Orlov shrugged his shoulders. “I don’t know. But if they aren’t already in custody, it’s gotta be because the Russians have them on a string, waiting to see where they go and who they contact.”
“Right then,” he heard the other man say slowly. “Well, you’d best be off, Zach. I’ll follow along after I do a bit of checking up on this end. With luck, I’ll see you back in the States soon enough.”
Orlov sighed, hearing the ironclad determination in Jones’s voice. “You’re not going to ditch them, are you? Even though getting out fast and on your own is the smart play?”
He heard the short, slender Welshman laugh softly. “Look, boyo, no one ever said I was terribly bright. See, Sam and Marcus and I have been in many a tight spot together over the years. So I owe it to them not to just cut and run. Not until I’m sure there’s no hope at all of shaking them loose.”
“You be careful, then,” Orlov said quietly.
“As ever I can be,” Jones agreed.
Sadly, Orlov tapped his phone, ending the call. He had a bad feeling that he would never hear from David Jones again.
Fourteen
Sam Kerr tapped the brakes gently as soon as she saw the battered pale blue UAZ delivery van parked off on the shoulder of the tree-lined, two-lane highway. Their rented Mercedes sedan slowed in response — giving her time to read the crude, hand-lettered cardboard sign held up by the short, skinny young man standing beside the van. It read, need 520 rubles for petrol. please help me.
Five hundred rubles came to only about eight U.S. dollars, so that wasn’t an extravagant request for money — if it had been genuine.
Her eyes automatically noted the sedan’s current odometer reading as she sped back up and drove on past.
“We’ve got trouble,” Marcus Cartwright said tersely.
Sam nodded. Seeing David Jones waiting for them with an emergency signal meant something, somewhere had gone very badly wrong. The 520 rubles on his sign indicated they were approximately 5.2 kilometers from the place he’d picked out for a covert rendezvous. A quick glance at her rearview mirror showed the Welshman climbing back into his van.

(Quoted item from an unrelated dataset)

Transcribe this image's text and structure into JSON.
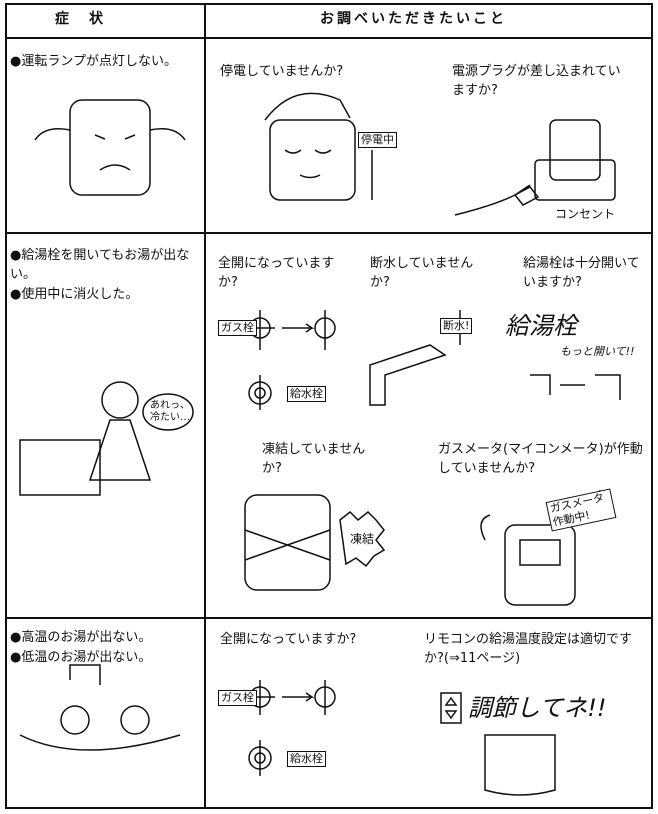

Five kilometers down the highway, they passed a gas station on the left. The next turnoff was a dirt road roughly two hundred meters farther on.
Sam took it, driving slowly uphill past a truckers’ café and a run-down motel. There, not far ahead, was an apparently abandoned garage. Graffiti daubed its pitted concrete-block walls. A section of its rusted metal roof had fallen in at one corner, and there were no windows or doors left — just black openings into an unlighted interior strewn with moldering piles of junk and debris.
Not exactly a garden spot, she thought, but just the place for some quiet, unobserved conversation. She turned in next to the dilapidated building, following a winding, bumpy driveway choked with tall weeds. Around the back, there were a couple of wrecked Ladas that had been stripped and left to rust out in the open a long time ago. She pulled the Mercedes in close beside them and turned off the ignition.
Two minutes later, Jones parked his blue delivery van behind the black rental sedan and clambered out from behind the wheel. Sam and Cartwright went over to meet him.
“How bad is it?” she asked.
“About as bad as bad can be,” Jones told her bluntly. “The whole outfit’s blown sky-high. You, Marcus there, and the Moscow office entirely.”
They listened closely while he briefed them on Orlov’s frantic call. “The only good thing I can see in this is that you’re not being actively tailed right now,” he finished.
“That’s because the Russians know exactly where we’re headed,” Cartwright pointed out grimly.
Sam nodded. Since the FSB’s counterintelligence officers knew they were both booked out on a flight to Moscow in a couple of hours, why risk alarming their quarry prematurely? As far as they knew, she and Marcus were still blissfully ignorant of the danger they were in… and would trot along to Krasnoyarsk’s airport like good little lambs on their way to slaughter.
Which meant that was the last thing they should do, she decided. Even if the Russians didn’t plan to arrest them immediately, or as soon as they touched down at Moscow, it was still too risky to play along with the FSB’s game. Once they were under close surveillance, shaking loose and evading capture would become almost impossible. Anyway, as soon as Q Directorate’s hackers realized they weren’t going to get anything useful out of the Tekhwerk computer network, the Russians were bound to come down on them fast and hard.
Cartwright agreed with her reasoning. “So what’s your plan?” he asked.